Infine Luca racconta anche il ritorno dei settantadue dalle trentasei missioni da loro compiute. Grande è la gioia perché, secondo la promessa contenuta nell’invio in missione, i demoni arretrano di fronte alla loro predicazione carica di autorità (exousía) e all’invocazione del Nome di Gesù. Ed è proprio Gesù stesso, il Signore, che, ascoltando il loro racconto, confida la visione da lui avuta: quale veggente e profeta ha contemplato la caduta di Satana dal cielo verso il basso, proprio come cade un fulmine. Non si tratta ancora della fine definitiva di Satana, ma ormai la presenza di Cristo e la sua lotta risultano vincenti sul male e sulle potenze diaboliche. Ma quella gioia dei discepoli – ricorda loro Gesù – è poca cosa rispetto alla gioia che deve abitarli in profondità, gioia per la consapevolezza di essere amati da Dio ora e al di là della morte, perché anche nel cielo della vita eterna continuerà la vita del discepolo.

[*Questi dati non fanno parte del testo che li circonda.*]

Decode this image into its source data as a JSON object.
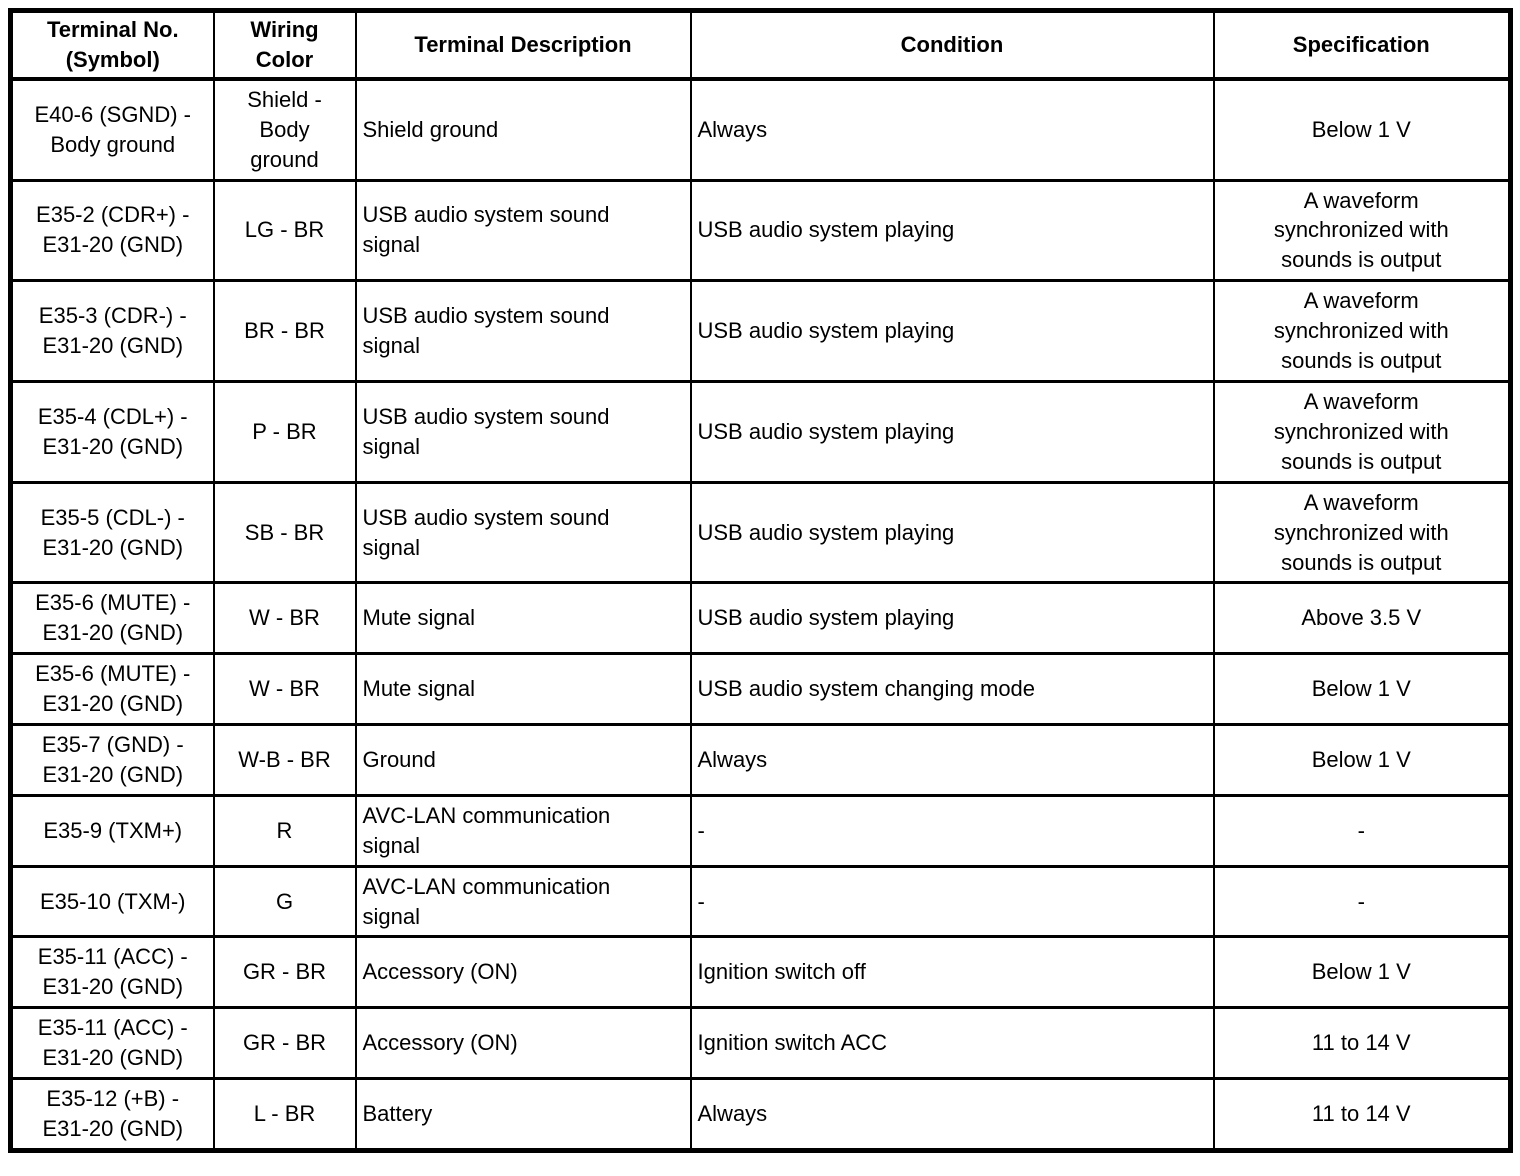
{
  "colors": {
    "background": "#ffffff",
    "border": "#000000",
    "text": "#000000"
  },
  "table": {
    "headers": [
      {
        "key": "terminal-no",
        "label": "Terminal No.\n(Symbol)"
      },
      {
        "key": "wiring-color",
        "label": "Wiring\nColor"
      },
      {
        "key": "terminal-description",
        "label": "Terminal Description"
      },
      {
        "key": "condition",
        "label": "Condition"
      },
      {
        "key": "specification",
        "label": "Specification"
      }
    ],
    "rows": [
      {
        "tall": true,
        "cells": [
          "E40-6 (SGND) -\nBody ground",
          "Shield -\nBody\nground",
          "Shield ground",
          "Always",
          "Below 1 V"
        ]
      },
      {
        "tall": true,
        "cells": [
          "E35-2 (CDR+) -\nE31-20 (GND)",
          "LG - BR",
          "USB audio system sound\nsignal",
          "USB audio system playing",
          "A waveform\nsynchronized with\nsounds is output"
        ]
      },
      {
        "tall": true,
        "cells": [
          "E35-3 (CDR-) -\nE31-20 (GND)",
          "BR - BR",
          "USB audio system sound\nsignal",
          "USB audio system playing",
          "A waveform\nsynchronized with\nsounds is output"
        ]
      },
      {
        "tall": true,
        "cells": [
          "E35-4 (CDL+) -\nE31-20 (GND)",
          "P - BR",
          "USB audio system sound\nsignal",
          "USB audio system playing",
          "A waveform\nsynchronized with\nsounds is output"
        ]
      },
      {
        "tall": true,
        "cells": [
          "E35-5 (CDL-) -\nE31-20 (GND)",
          "SB - BR",
          "USB audio system sound\nsignal",
          "USB audio system playing",
          "A waveform\nsynchronized with\nsounds is output"
        ]
      },
      {
        "tall": false,
        "cells": [
          "E35-6 (MUTE) -\nE31-20 (GND)",
          "W - BR",
          "Mute signal",
          "USB audio system playing",
          "Above 3.5 V"
        ]
      },
      {
        "tall": false,
        "cells": [
          "E35-6 (MUTE) -\nE31-20 (GND)",
          "W - BR",
          "Mute signal",
          "USB audio system changing mode",
          "Below 1 V"
        ]
      },
      {
        "tall": false,
        "cells": [
          "E35-7 (GND) -\nE31-20 (GND)",
          "W-B - BR",
          "Ground",
          "Always",
          "Below 1 V"
        ]
      },
      {
        "tall": false,
        "cells": [
          "E35-9 (TXM+)",
          "R",
          "AVC-LAN communication\nsignal",
          "-",
          "-"
        ]
      },
      {
        "tall": false,
        "cells": [
          "E35-10 (TXM-)",
          "G",
          "AVC-LAN communication\nsignal",
          "-",
          "-"
        ]
      },
      {
        "tall": false,
        "cells": [
          "E35-11 (ACC) -\nE31-20 (GND)",
          "GR - BR",
          "Accessory (ON)",
          "Ignition switch off",
          "Below 1 V"
        ]
      },
      {
        "tall": false,
        "cells": [
          "E35-11 (ACC) -\nE31-20 (GND)",
          "GR - BR",
          "Accessory (ON)",
          "Ignition switch ACC",
          "11 to 14 V"
        ]
      },
      {
        "tall": false,
        "cells": [
          "E35-12 (+B) -\nE31-20 (GND)",
          "L - BR",
          "Battery",
          "Always",
          "11 to 14 V"
        ]
      }
    ]
  }
}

Il brano evangelico celebrato in questa domenica deve dunque stimolare ognuno di noi e la chiesa nel suo insieme a pregare il Signore perché mandi operai nella sua messe, come e dove lui vuole. Nello stesso tempo, deve ricordarci che, di fronte alle urgenze della missione, prima Gesù e poi la chiesa hanno saputo creare ministeri, trovare forme inedite, chiamare nuovi soggetti a essere “inviati” del regno di Dio. Ancora oggi lo Spirito santo rinnovi in noi audacia, coraggio e saldezza della fede.